A Modified Charlson Comorbidity Index (CCI) for Predicting Kidney Transplant Outcomes in the Elderly

Session Information

Category: Transplantation

  • 1902 Transplantation: Clinical

Authors

  • Sholi, Adam N., Weill Cornell Medicine, New York, New York, United States
  • Kamel, Mohamed K., Weill Cornell Medicine, New York, New York, United States
  • Kim, Jim, Weill Cornell Medicine, New York, New York, United States
  • Sultan, Samuel, Weill Cornell Medicine, New York, New York, United States
  • Watkins, Anthony, Weill Cornell Medicine, New York, New York, United States
Background

Contemporary kidney transplant recipients are older and tend to have significant comorbidities. However, the impact of comorbidities in elderly kidney recipients is unclear.
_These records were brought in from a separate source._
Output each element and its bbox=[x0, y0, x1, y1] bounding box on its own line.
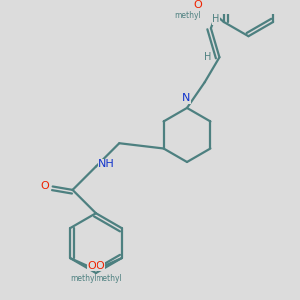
Text: O: O bbox=[40, 181, 49, 191]
Text: N: N bbox=[182, 93, 190, 103]
Text: methyl: methyl bbox=[70, 274, 97, 283]
Text: H: H bbox=[204, 52, 211, 62]
Text: O: O bbox=[87, 261, 96, 271]
Text: H: H bbox=[212, 14, 220, 24]
Text: methyl: methyl bbox=[95, 274, 122, 283]
Text: methyl: methyl bbox=[174, 11, 201, 20]
Text: O: O bbox=[96, 261, 105, 271]
Text: NH: NH bbox=[98, 159, 115, 169]
Text: O: O bbox=[193, 0, 202, 10]
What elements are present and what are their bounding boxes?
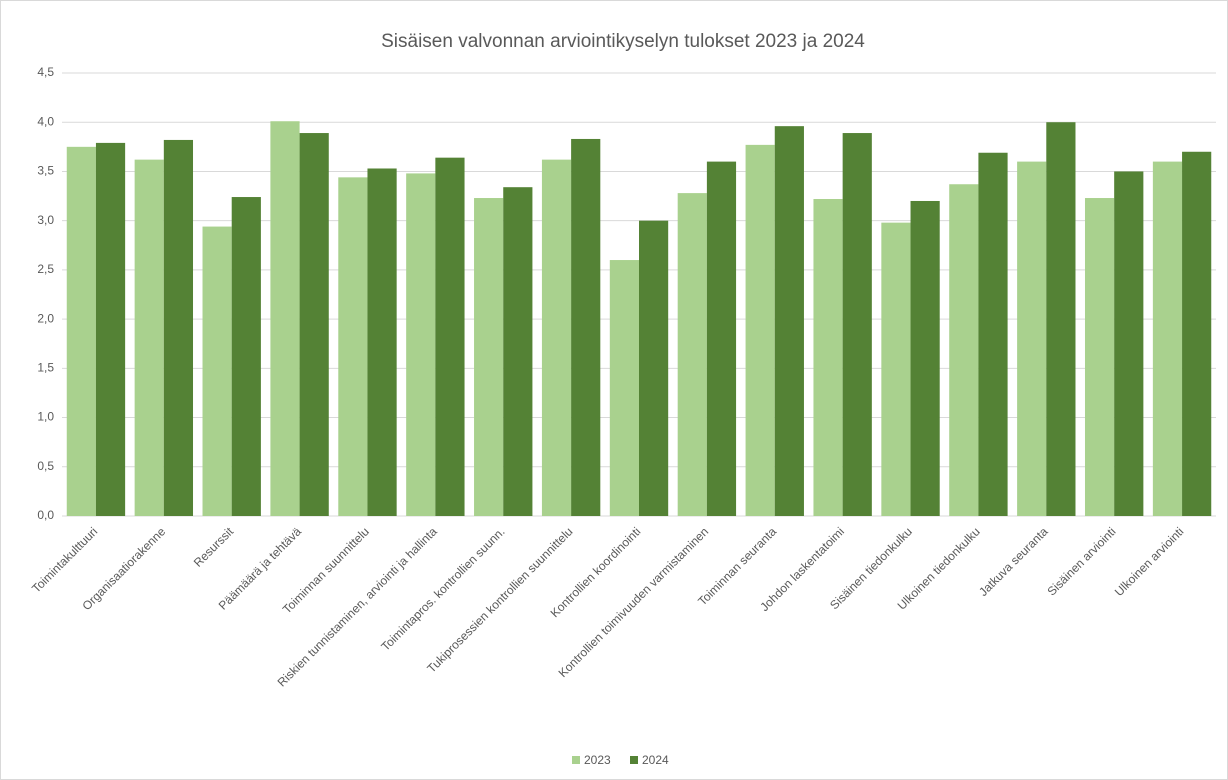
bar [541,159,572,516]
bar [435,157,465,516]
bar [609,260,639,516]
y-tick-label: 2,5 [37,262,54,276]
bar [95,142,126,516]
y-tick-label: 1,0 [37,410,54,424]
bar [163,139,194,517]
bar [338,177,368,516]
bar [677,193,707,516]
bar [978,152,1008,517]
bar [1152,161,1183,516]
legend-swatch [630,756,638,764]
bar [1182,151,1212,516]
bar [881,222,911,516]
y-tick-label: 0,5 [37,459,54,473]
legend-label: 2024 [642,753,669,767]
bar [949,184,979,516]
bar [406,173,436,516]
bar [367,168,397,517]
bar [706,161,737,516]
y-tick-label: 0,0 [37,508,54,522]
bar [1046,122,1076,516]
y-tick-label: 2,0 [37,311,54,325]
y-tick-label: 3,5 [37,164,54,178]
bar [1017,161,1047,516]
bar [202,226,232,516]
y-tick-label: 4,5 [37,65,54,79]
bar [842,133,872,516]
bar [571,138,601,517]
chart-title: Sisäisen valvonnan arviointikyselyn tulo… [381,31,865,52]
bar [134,159,164,516]
bar [639,220,669,516]
y-tick-label: 3,0 [37,213,54,227]
y-tick-label: 4,0 [37,114,54,128]
legend-swatch [572,756,580,764]
bar [745,144,775,516]
bar [1114,171,1144,516]
bar [270,121,300,516]
y-tick-label: 1,5 [37,361,54,375]
bar [66,146,96,517]
bar [299,133,329,516]
bar [503,187,533,516]
bar [231,197,261,517]
bar [1084,198,1115,516]
bar [474,198,504,516]
bar [774,126,804,516]
bar [813,199,843,516]
bar [910,200,940,516]
legend-label: 2023 [584,753,611,767]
This study used a modified Charlson comorbidity index (CCI) to compare the clinical features of elderly patients surviving < 3 years versus those with post-transplant survival > 3 years.

Methods

A prospective database was reviewed for patients aged >70 years undergoing deceased donor renal transplantation from 2007 – 2016. A modified CCI score was used designating 3 points for history of myocardial infarction and heart failure, traditional comorbidities as 1 point, and excluded renal disease. Multivariable analysis identified predictors of 3-year mortality.

Results

Among 114 elderly patients undergoing transplantation, 43 (38%) had 1 comorbidity and 39 (34%) had >2 comorbidities. The most common comorbidities were diabetes (45%), heart disease (39%), and peripheral vascular disease (18%). Patients were stratified based on 3-year post-transplant survival (Table). Male gender, heart disease, and an unweighted and modified CCI scores were significantly greater among patients surviving <3 years post-transplant. Multivariable analysis identified the unweighted CCI (OR= 1.47, CI: 1.02-2.13) and modified CCI (OR= 1.35, CI: 1.08-1.69) as significant predictors of 3-year mortality, but not age, gender or time on waitlist. However, after adjusting for age and gender, only the modified CCI was predictive (OR= 1.30, CI: 1.03-1.64).

Conclusion

A modified CCI is a simple and effective tool for predicting 3-year mortality following transplantation in elderly patients. This scoring system should be considered as an adjunct in determining transplant candidacy in this population.